Following a recent favorable court decision, Avadel Pharmaceuticals plc (NASDAQ: AVDL) stock is enjoying a notable increase this morning, rising 17.89% to $15.22 as of the last check. The U.S. District Court for the District of Columbia ruled in favor of the FDA, thus dismissing Jazz Pharmaceuticals’ complaint under the Administrative Procedure Act.
Avadel’s LUMRYZ, the first single-dose oxybate medication for narcoleptics who suffer from cataplexy or severe daytime sleepiness, was challenged in court after the FDA approved it. This decision upholds the FDA’s stance that LUMRYZ is clinically superior than Jazz’s twice-nightly oxybate medications, ensuring the continuation of LUMRYZ’s authorized status.

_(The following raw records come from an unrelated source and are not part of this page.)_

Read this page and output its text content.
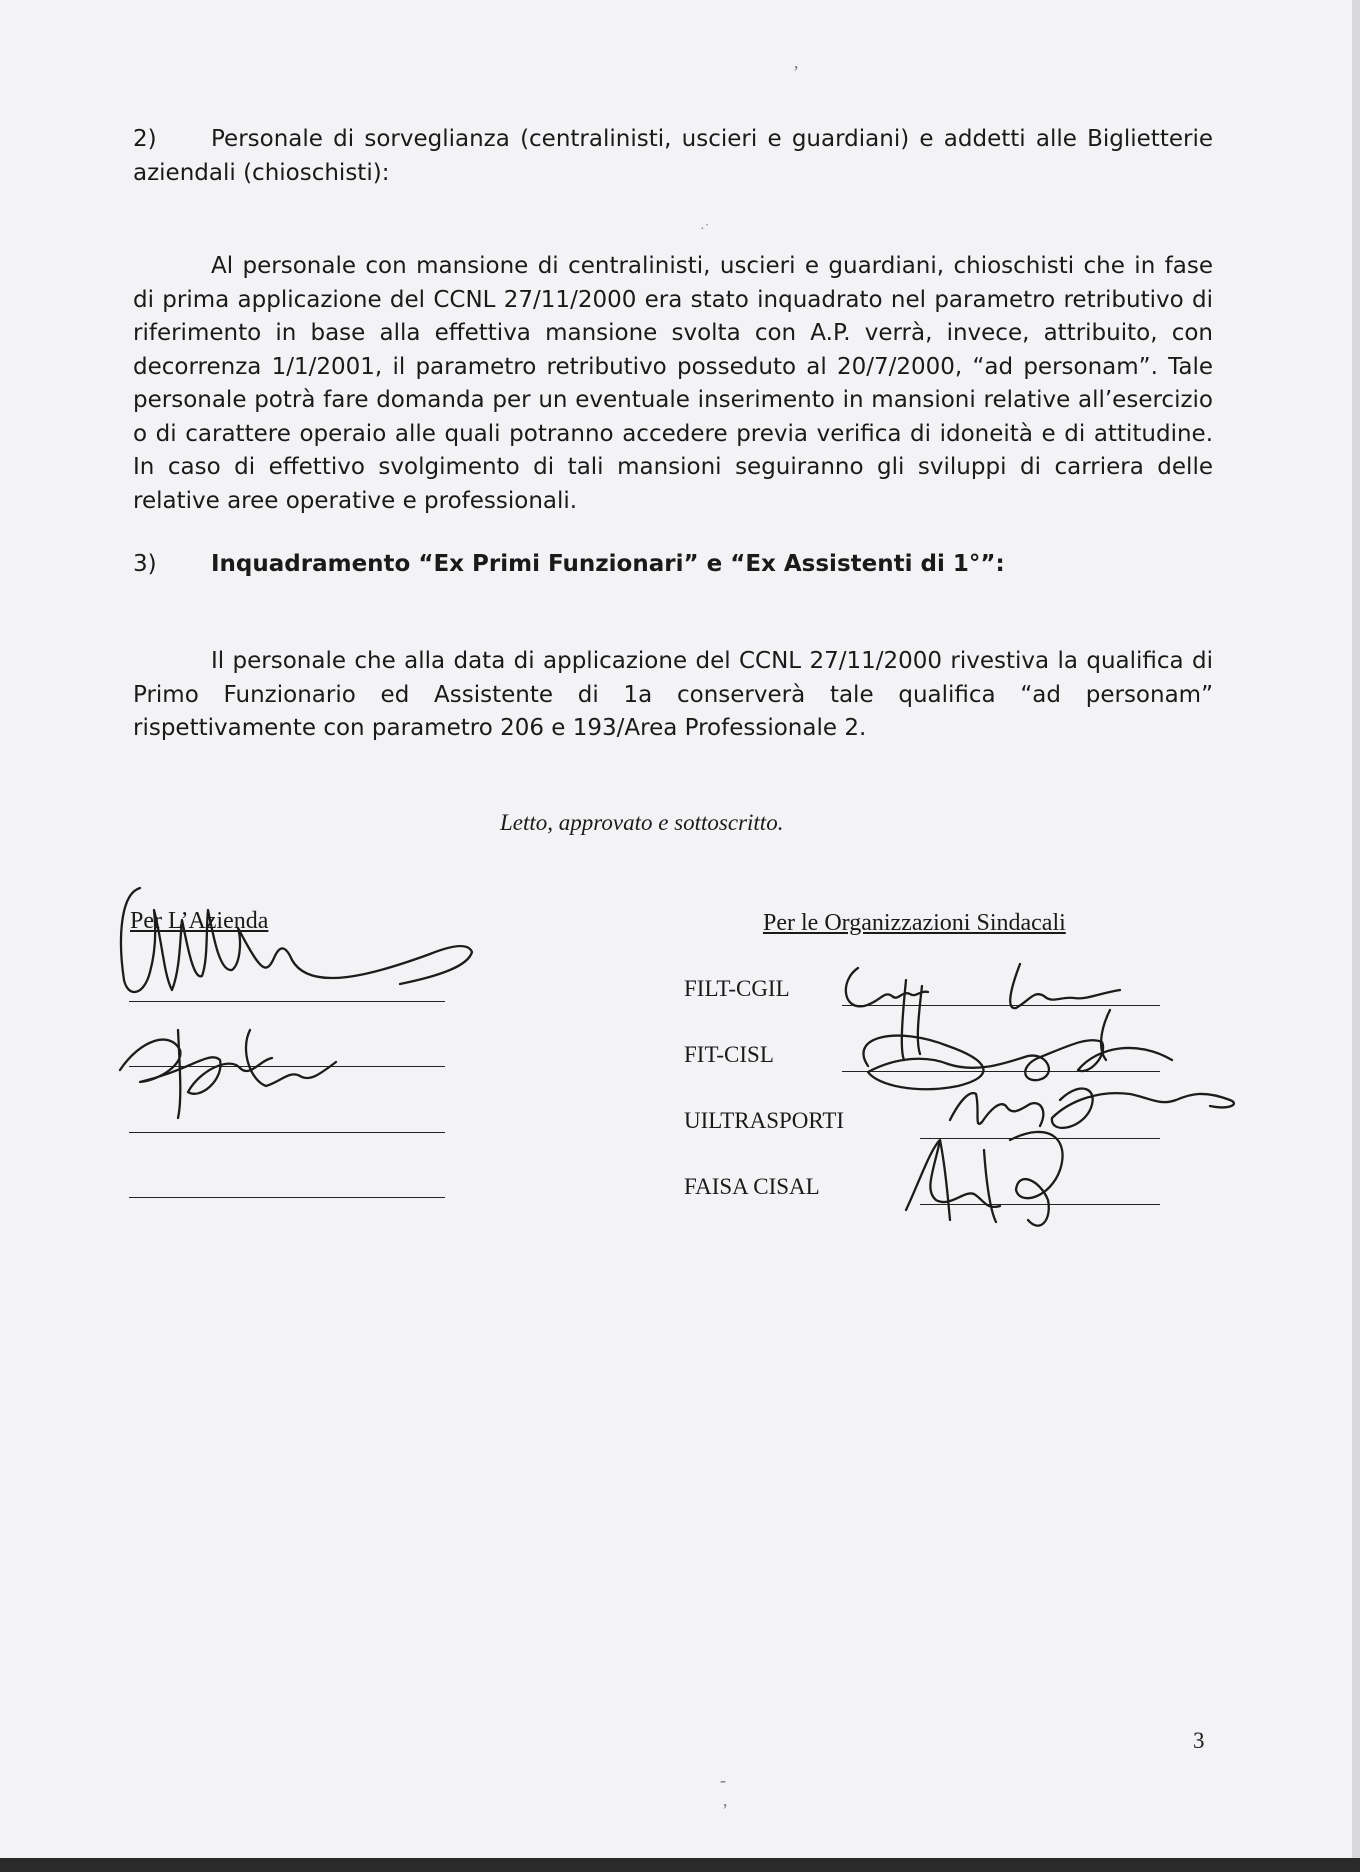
ʼ
·˙
2)	Personale di sorveglianza (centralinisti, uscieri e guardiani) e addetti alle Biglietterie aziendali (chioschisti):
Al personale con mansione di centralinisti, uscieri e guardiani, chioschisti che in fase di prima applicazione del CCNL 27/11/2000 era stato inquadrato nel parametro retributivo di riferimento in base alla effettiva mansione svolta con A.P. verrà, invece, attribuito, con decorrenza 1/1/2001, il parametro retributivo posseduto al 20/7/2000, “ad personam”. Tale personale potrà fare domanda per un eventuale inserimento in mansioni relative all’esercizio o di carattere operaio alle quali potranno accedere previa verifica di idoneità e di attitudine. In caso di effettivo svolgimento di tali mansioni seguiranno gli sviluppi di carriera delle relative aree operative e professionali.
3)	Inquadramento “Ex Primi Funzionari” e “Ex Assistenti di 1°”:
Il personale che alla data di applicazione del CCNL 27/11/2000 rivestiva la qualifica di Primo Funzionario ed Assistente di 1a conserverà tale qualifica “ad personam” rispettivamente con parametro 206 e 193/Area Professionale 2.
Letto, approvato e sottoscritto.
Per L’Azienda	Per le Organizzazioni Sindacali
FILT-CGIL
FIT-CISL
UILTRASPORTI
FAISA CISAL
3
-
ʼ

Legal Background: Jazz Pharmaceuticals’ Challenge
After LUMRYZ received a seven-year Orphan Drug Exclusivity (ODE) grant and final FDA clearance in May 2023, Jazz Pharmaceuticals sued the FDA, claiming the approval violated the Orphan Drug Act. Avadel CNS Pharmaceuticals, LLC (“Avadel CNS”) entered the action in support of the FDA, arguing that LUMRYZ’s approval should be maintained due to its clinical superiority in minimizing the need for patients to get up throughout the night to take a second dosage.
FDA’s Findings on Clinical Superiority
In its approval, the FDA emphasized LUMRYZ’s ability to provide a once-nightly dosing regimen, a notable advancement over the twice-nightly requirement of existing oxybate treatments. This shift reduces nocturnal awakenings, offering patients with narcolepsy an improved treatment option that minimizes sleep disturbances.

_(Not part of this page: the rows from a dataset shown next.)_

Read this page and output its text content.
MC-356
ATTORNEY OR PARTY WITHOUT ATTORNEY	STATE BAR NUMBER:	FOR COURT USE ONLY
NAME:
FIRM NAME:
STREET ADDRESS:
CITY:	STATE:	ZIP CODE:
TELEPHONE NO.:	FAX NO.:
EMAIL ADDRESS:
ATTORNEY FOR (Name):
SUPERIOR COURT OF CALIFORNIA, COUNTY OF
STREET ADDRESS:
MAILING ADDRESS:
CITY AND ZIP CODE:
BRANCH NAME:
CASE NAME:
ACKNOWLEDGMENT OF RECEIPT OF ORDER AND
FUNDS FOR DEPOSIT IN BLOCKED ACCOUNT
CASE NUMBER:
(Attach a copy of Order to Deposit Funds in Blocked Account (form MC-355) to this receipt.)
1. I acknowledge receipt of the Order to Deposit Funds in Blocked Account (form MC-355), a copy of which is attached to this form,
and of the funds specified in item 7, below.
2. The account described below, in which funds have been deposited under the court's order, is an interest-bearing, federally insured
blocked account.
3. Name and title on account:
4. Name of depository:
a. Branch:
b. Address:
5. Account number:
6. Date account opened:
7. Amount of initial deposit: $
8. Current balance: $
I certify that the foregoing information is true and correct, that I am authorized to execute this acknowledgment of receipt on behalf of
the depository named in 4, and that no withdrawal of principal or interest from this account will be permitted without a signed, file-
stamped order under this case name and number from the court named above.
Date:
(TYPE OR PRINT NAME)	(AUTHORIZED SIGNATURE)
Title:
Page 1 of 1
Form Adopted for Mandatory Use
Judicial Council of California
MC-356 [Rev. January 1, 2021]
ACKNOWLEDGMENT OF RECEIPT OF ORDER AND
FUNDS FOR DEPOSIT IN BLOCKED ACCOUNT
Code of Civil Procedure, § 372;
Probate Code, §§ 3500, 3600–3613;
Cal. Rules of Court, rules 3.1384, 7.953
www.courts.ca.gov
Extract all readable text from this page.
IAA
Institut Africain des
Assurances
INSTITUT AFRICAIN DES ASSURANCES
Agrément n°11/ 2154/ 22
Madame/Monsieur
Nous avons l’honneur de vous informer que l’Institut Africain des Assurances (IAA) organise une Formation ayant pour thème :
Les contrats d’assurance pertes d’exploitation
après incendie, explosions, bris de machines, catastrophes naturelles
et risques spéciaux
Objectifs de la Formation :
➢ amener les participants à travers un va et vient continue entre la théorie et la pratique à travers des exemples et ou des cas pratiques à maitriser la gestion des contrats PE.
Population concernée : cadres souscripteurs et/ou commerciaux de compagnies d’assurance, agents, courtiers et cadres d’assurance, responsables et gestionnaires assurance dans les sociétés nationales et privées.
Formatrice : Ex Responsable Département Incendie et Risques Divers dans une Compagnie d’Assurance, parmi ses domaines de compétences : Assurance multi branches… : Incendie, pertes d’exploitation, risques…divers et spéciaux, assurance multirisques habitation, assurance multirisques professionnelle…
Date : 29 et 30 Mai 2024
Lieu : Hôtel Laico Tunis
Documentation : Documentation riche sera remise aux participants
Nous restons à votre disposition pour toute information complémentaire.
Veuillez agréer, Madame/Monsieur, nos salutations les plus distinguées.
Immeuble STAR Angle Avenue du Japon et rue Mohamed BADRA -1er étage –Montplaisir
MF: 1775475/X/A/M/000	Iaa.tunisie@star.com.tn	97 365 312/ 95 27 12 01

Recently, in October 2024, the FDA extended this exclusivity for pediatric patients aged seven and older, recognizing that LUMRYZ’s single-dose schedule significantly contributes to patient care by supporting uninterrupted sleep, unlike twice-nightly regimens.

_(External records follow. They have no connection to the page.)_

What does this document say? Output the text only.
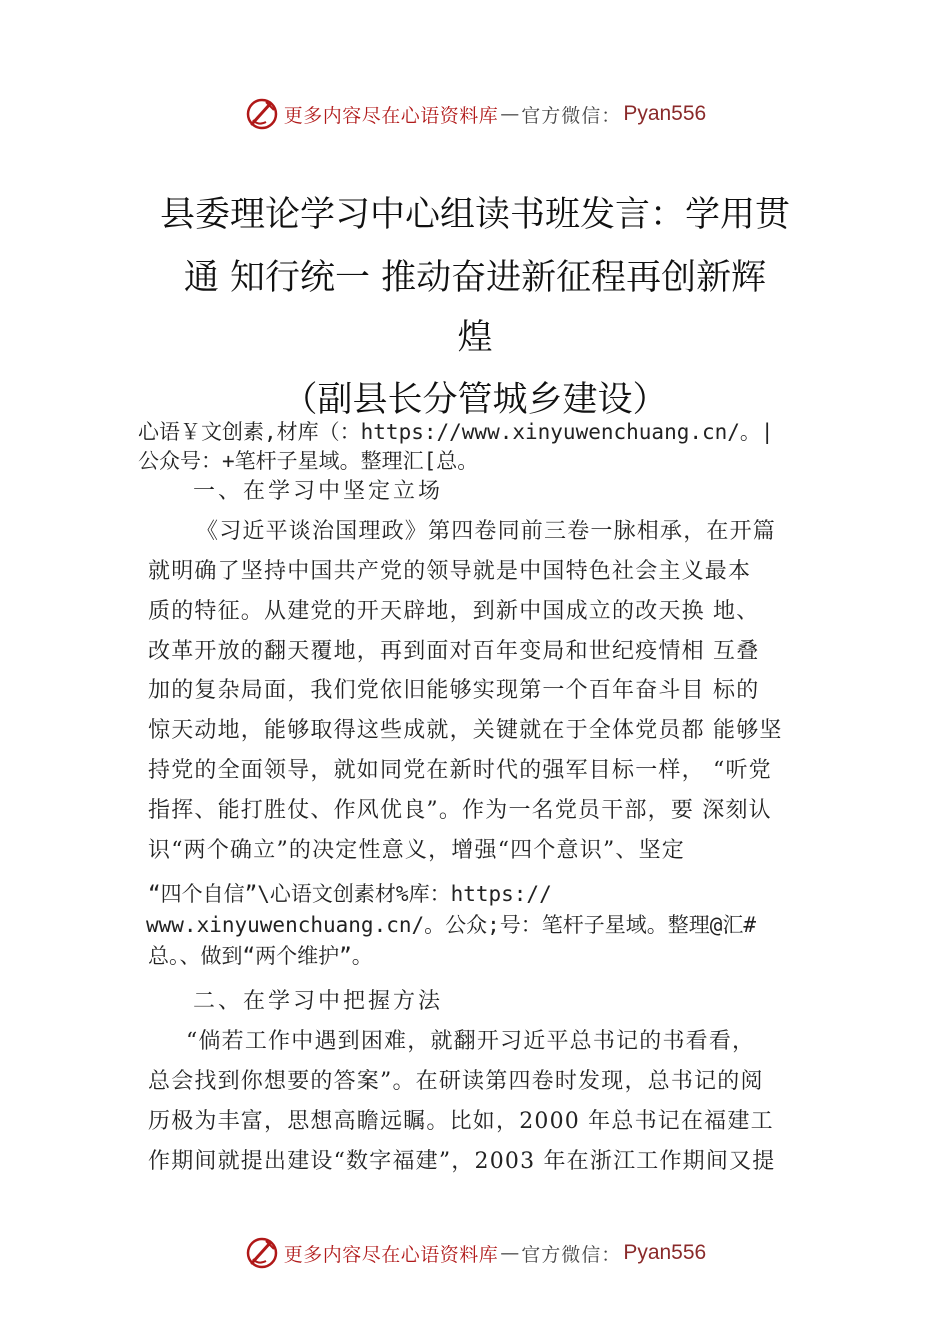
更多内容尽在心语资料库 — 官方微信： Pyan556
县委理论学习中心组读书班发言：学用贯
通 知行统一 推动奋进新征程再创新辉
煌
（副县长分管城乡建设）
心语￥文创素,材库（：https://www.xinyuwenchuang.cn/。|
公众号：+笔杆子星域。整理汇[总。
一、在学习中坚定立场
《习近平谈治国理政》第四卷同前三卷一脉相承，在开篇
就明确了坚持中国共产党的领导就是中国特色社会主义最本
质的特征。从建党的开天辟地，到新中国成立的改天换 地、
改革开放的翻天覆地，再到面对百年变局和世纪疫情相 互叠
加的复杂局面，我们党依旧能够实现第一个百年奋斗目 标的
惊天动地，能够取得这些成就，关键就在于全体党员都 能够坚
持党的全面领导，就如同党在新时代的强军目标一样， “听党
指挥、能打胜仗、作风优良”。作为一名党员干部，要 深刻认
识“两个确立”的决定性意义，增强“四个意识”、坚定
“四个自信”\心语文创素材%库：https://
www.xinyuwenchuang.cn/。公众;号：笔杆子星域。整理@汇#
总。、做到“两个维护”。
二、在学习中把握方法
“倘若工作中遇到困难，就翻开习近平总书记的书看看，
总会找到你想要的答案”。在研读第四卷时发现，总书记的阅
历极为丰富，思想高瞻远瞩。比如，2000 年总书记在福建工
作期间就提出建设“数字福建”，2003 年在浙江工作期间又提
更多内容尽在心语资料库 — 官方微信： Pyan556
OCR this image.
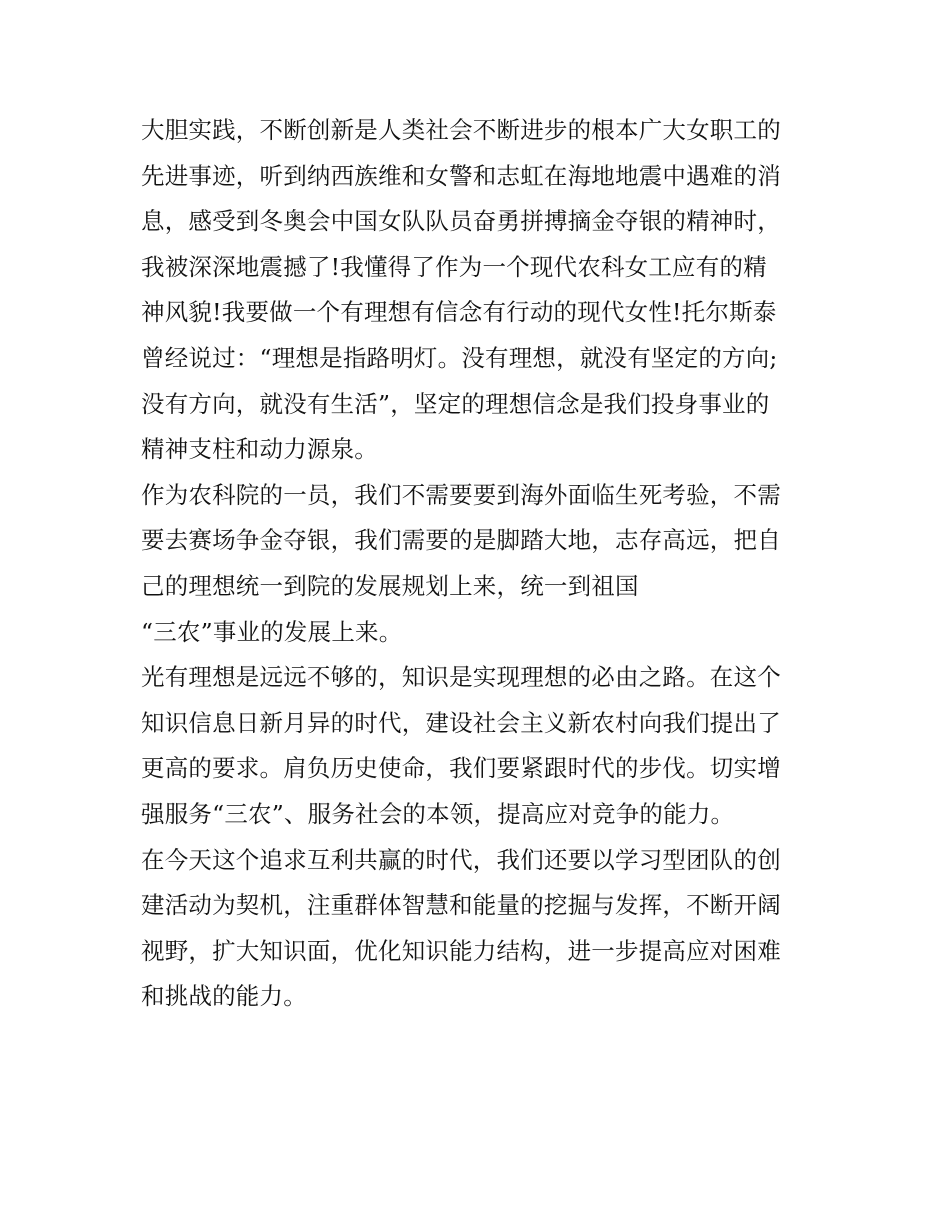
大胆实践，不断创新是人类社会不断进步的根本广大女职工的
先进事迹，听到纳西族维和女警和志虹在海地地震中遇难的消
息，感受到冬奥会中国女队队员奋勇拼搏摘金夺银的精神时，
我被深深地震撼了!我懂得了作为一个现代农科女工应有的精
神风貌!我要做一个有理想有信念有行动的现代女性!托尔斯泰
曾经说过：“理想是指路明灯。没有理想，就没有坚定的方向;
没有方向，就没有生活”，坚定的理想信念是我们投身事业的
精神支柱和动力源泉。
作为农科院的一员，我们不需要要到海外面临生死考验，不需
要去赛场争金夺银，我们需要的是脚踏大地，志存高远，把自
己的理想统一到院的发展规划上来，统一到祖国
“三农”事业的发展上来。
光有理想是远远不够的，知识是实现理想的必由之路。在这个
知识信息日新月异的时代，建设社会主义新农村向我们提出了
更高的要求。肩负历史使命，我们要紧跟时代的步伐。切实增
强服务“三农”、服务社会的本领，提高应对竞争的能力。
在今天这个追求互利共赢的时代，我们还要以学习型团队的创
建活动为契机，注重群体智慧和能量的挖掘与发挥，不断开阔
视野，扩大知识面，优化知识能力结构，进一步提高应对困难
和挑战的能力。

Impact of the Ruling on Avadel and the Narcolepsy Community
This court decision affirms LUMRYZ’s unique role in narcolepsy treatment and reinforces its market position, permitting Avadel to move forward with its commercial rollout. The ruling also highlights the FDA’s recognition of LUMRYZ’s dosing schedule as a significant contribution to patient care within the narcolepsy community.
With Orphan Drug Exclusivity intact, Avadel (AVDL) is positioned to expand LUMRYZ’s presence, offering a clinically advanced solution for those managing cataplexy and excessive daytime sleepiness.